The name Jack was applied to many New Zealand swaggers. Our roads were walked by Jack the Bear, Canterbury Jack, Spring-heeled Jack, Dublin Jack, Fistie Jack and Hellfire Jack - and more than one Russian Jack. 'Russian' was regularly applied to any swagger with a thick Eastern European accent. "Our Russian Jack died on the roadside at Ponatahi," said one informant. And there was a Russian Jack who worked the gumfields of Northland.
But the 'Russian Jack' known throughout the lower North Island was Barrett Crumen. He was born in Latvia, in 1878 and by the 1900s he was working as a seaman on small coasting ships in New Zealand. He then took to labouring on the back country stations of Wairarapa. He was an immensely strong man who worked as a scrubcutter and shedhand at Awhea Station for many years in the period around World War I. As the years moved on, so did Russian Jack, mostly through the roads of Manawatu and Wairarapa, but in the years after World War 2 also exploring much of the North Island.

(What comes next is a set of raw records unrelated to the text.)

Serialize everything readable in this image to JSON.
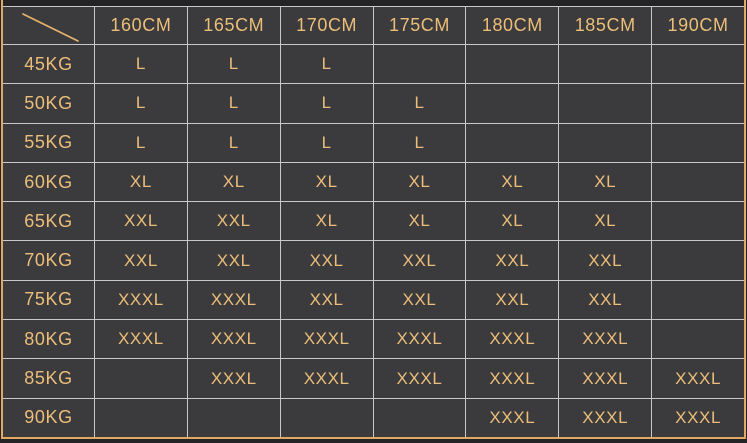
{
  "colors": {
    "page_background": "#242427",
    "cell_background": "#3b3b3d",
    "grid_line": "#c9c9c9",
    "gold_text": "#ecbe79",
    "gold_border": "#e2a963"
  },
  "table": {
    "corner_icon": "diagonal-line-icon",
    "columns": [
      "160CM",
      "165CM",
      "170CM",
      "175CM",
      "180CM",
      "185CM",
      "190CM"
    ],
    "rows": [
      {
        "weight": "45KG",
        "sizes": [
          "L",
          "L",
          "L",
          "",
          "",
          "",
          ""
        ]
      },
      {
        "weight": "50KG",
        "sizes": [
          "L",
          "L",
          "L",
          "L",
          "",
          "",
          ""
        ]
      },
      {
        "weight": "55KG",
        "sizes": [
          "L",
          "L",
          "L",
          "L",
          "",
          "",
          ""
        ]
      },
      {
        "weight": "60KG",
        "sizes": [
          "XL",
          "XL",
          "XL",
          "XL",
          "XL",
          "XL",
          ""
        ]
      },
      {
        "weight": "65KG",
        "sizes": [
          "XXL",
          "XXL",
          "XL",
          "XL",
          "XL",
          "XL",
          ""
        ]
      },
      {
        "weight": "70KG",
        "sizes": [
          "XXL",
          "XXL",
          "XXL",
          "XXL",
          "XXL",
          "XXL",
          ""
        ]
      },
      {
        "weight": "75KG",
        "sizes": [
          "XXXL",
          "XXXL",
          "XXL",
          "XXL",
          "XXL",
          "XXL",
          ""
        ]
      },
      {
        "weight": "80KG",
        "sizes": [
          "XXXL",
          "XXXL",
          "XXXL",
          "XXXL",
          "XXXL",
          "XXXL",
          ""
        ]
      },
      {
        "weight": "85KG",
        "sizes": [
          "",
          "XXXL",
          "XXXL",
          "XXXL",
          "XXXL",
          "XXXL",
          "XXXL"
        ]
      },
      {
        "weight": "90KG",
        "sizes": [
          "",
          "",
          "",
          "",
          "XXXL",
          "XXXL",
          "XXXL"
        ]
      }
    ]
  },
  "chart_data": {
    "type": "table",
    "title": "",
    "corner_label": "",
    "column_headers": [
      "160CM",
      "165CM",
      "170CM",
      "175CM",
      "180CM",
      "185CM",
      "190CM"
    ],
    "row_headers": [
      "45KG",
      "50KG",
      "55KG",
      "60KG",
      "65KG",
      "70KG",
      "75KG",
      "80KG",
      "85KG",
      "90KG"
    ],
    "cells": [
      [
        "L",
        "L",
        "L",
        "",
        "",
        "",
        ""
      ],
      [
        "L",
        "L",
        "L",
        "L",
        "",
        "",
        ""
      ],
      [
        "L",
        "L",
        "L",
        "L",
        "",
        "",
        ""
      ],
      [
        "XL",
        "XL",
        "XL",
        "XL",
        "XL",
        "XL",
        ""
      ],
      [
        "XXL",
        "XXL",
        "XL",
        "XL",
        "XL",
        "XL",
        ""
      ],
      [
        "XXL",
        "XXL",
        "XXL",
        "XXL",
        "XXL",
        "XXL",
        ""
      ],
      [
        "XXXL",
        "XXXL",
        "XXL",
        "XXL",
        "XXL",
        "XXL",
        ""
      ],
      [
        "XXXL",
        "XXXL",
        "XXXL",
        "XXXL",
        "XXXL",
        "XXXL",
        ""
      ],
      [
        "",
        "XXXL",
        "XXXL",
        "XXXL",
        "XXXL",
        "XXXL",
        "XXXL"
      ],
      [
        "",
        "",
        "",
        "",
        "XXXL",
        "XXXL",
        "XXXL"
      ]
    ],
    "layout_hints": {
      "grid": true,
      "theme": "dark",
      "corner_has_diagonal_slash": true
    }
  }
}
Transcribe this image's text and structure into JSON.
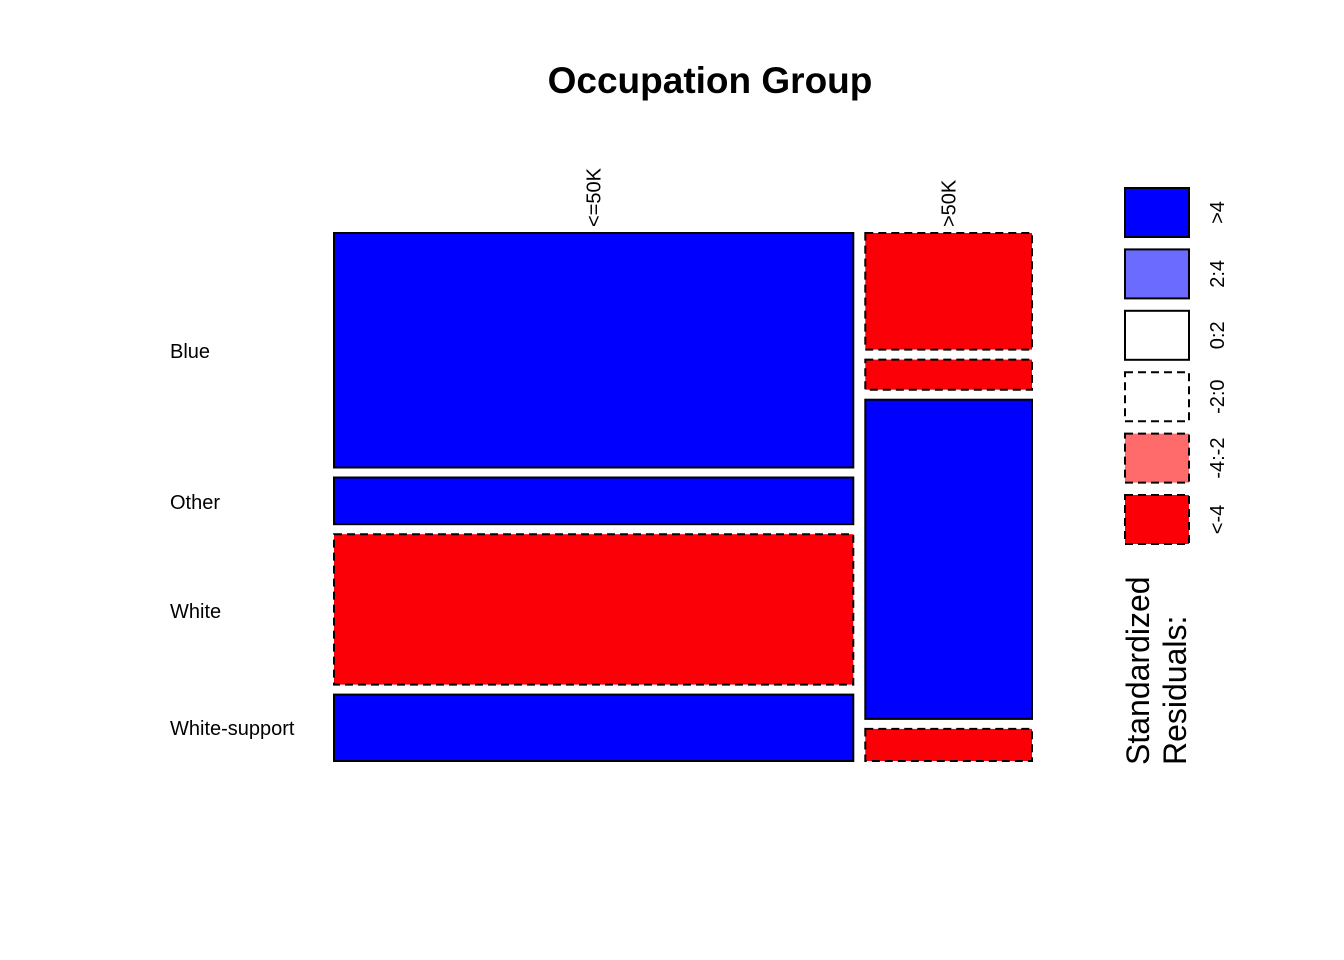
{
  "chart_data": {
    "type": "mosaic",
    "title": "Occupation Group",
    "columns": [
      "<=50K",
      ">50K"
    ],
    "column_widths": [
      0.757,
      0.243
    ],
    "rows": [
      "Blue",
      "Other",
      "White",
      "White-support"
    ],
    "cells": [
      {
        "column": "<=50K",
        "row": "Blue",
        "proportion": 0.452,
        "residual_class": ">4"
      },
      {
        "column": "<=50K",
        "row": "Other",
        "proportion": 0.09,
        "residual_class": ">4"
      },
      {
        "column": "<=50K",
        "row": "White",
        "proportion": 0.29,
        "residual_class": "<-4"
      },
      {
        "column": "<=50K",
        "row": "White-support",
        "proportion": 0.128,
        "residual_class": ">4"
      },
      {
        "column": ">50K",
        "row": "Blue",
        "proportion": 0.225,
        "residual_class": "<-4"
      },
      {
        "column": ">50K",
        "row": "Other",
        "proportion": 0.058,
        "residual_class": "<-4"
      },
      {
        "column": ">50K",
        "row": "White",
        "proportion": 0.616,
        "residual_class": ">4"
      },
      {
        "column": ">50K",
        "row": "White-support",
        "proportion": 0.062,
        "residual_class": "<-4"
      }
    ],
    "legend": {
      "title_line1": "Standardized",
      "title_line2": "Residuals:",
      "entries": [
        {
          "label": ">4",
          "color": "#0000ff",
          "dashed": false
        },
        {
          "label": "2:4",
          "color": "#6b6bff",
          "dashed": false
        },
        {
          "label": "0:2",
          "color": "#ffffff",
          "dashed": false
        },
        {
          "label": "-2:0",
          "color": "#ffffff",
          "dashed": true
        },
        {
          "label": "-4:-2",
          "color": "#ff6b6b",
          "dashed": true
        },
        {
          "label": "<-4",
          "color": "#fb0007",
          "dashed": true
        }
      ]
    }
  }
}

He was originally very tall and strong, but as he aged, he seemed to be shrinking and his feet were giving him more and more trouble. In mid-1965, he was admitted to Pahiatua Hospital suffering from frostbitten feet. He was transferred to a geriatric ward, where he was asked why he had roamed the roads for so many years.
"Man oh man, I vos FREE! Free to have a beer, have a smoke, - happy what you can call all the time, you know. They was free days."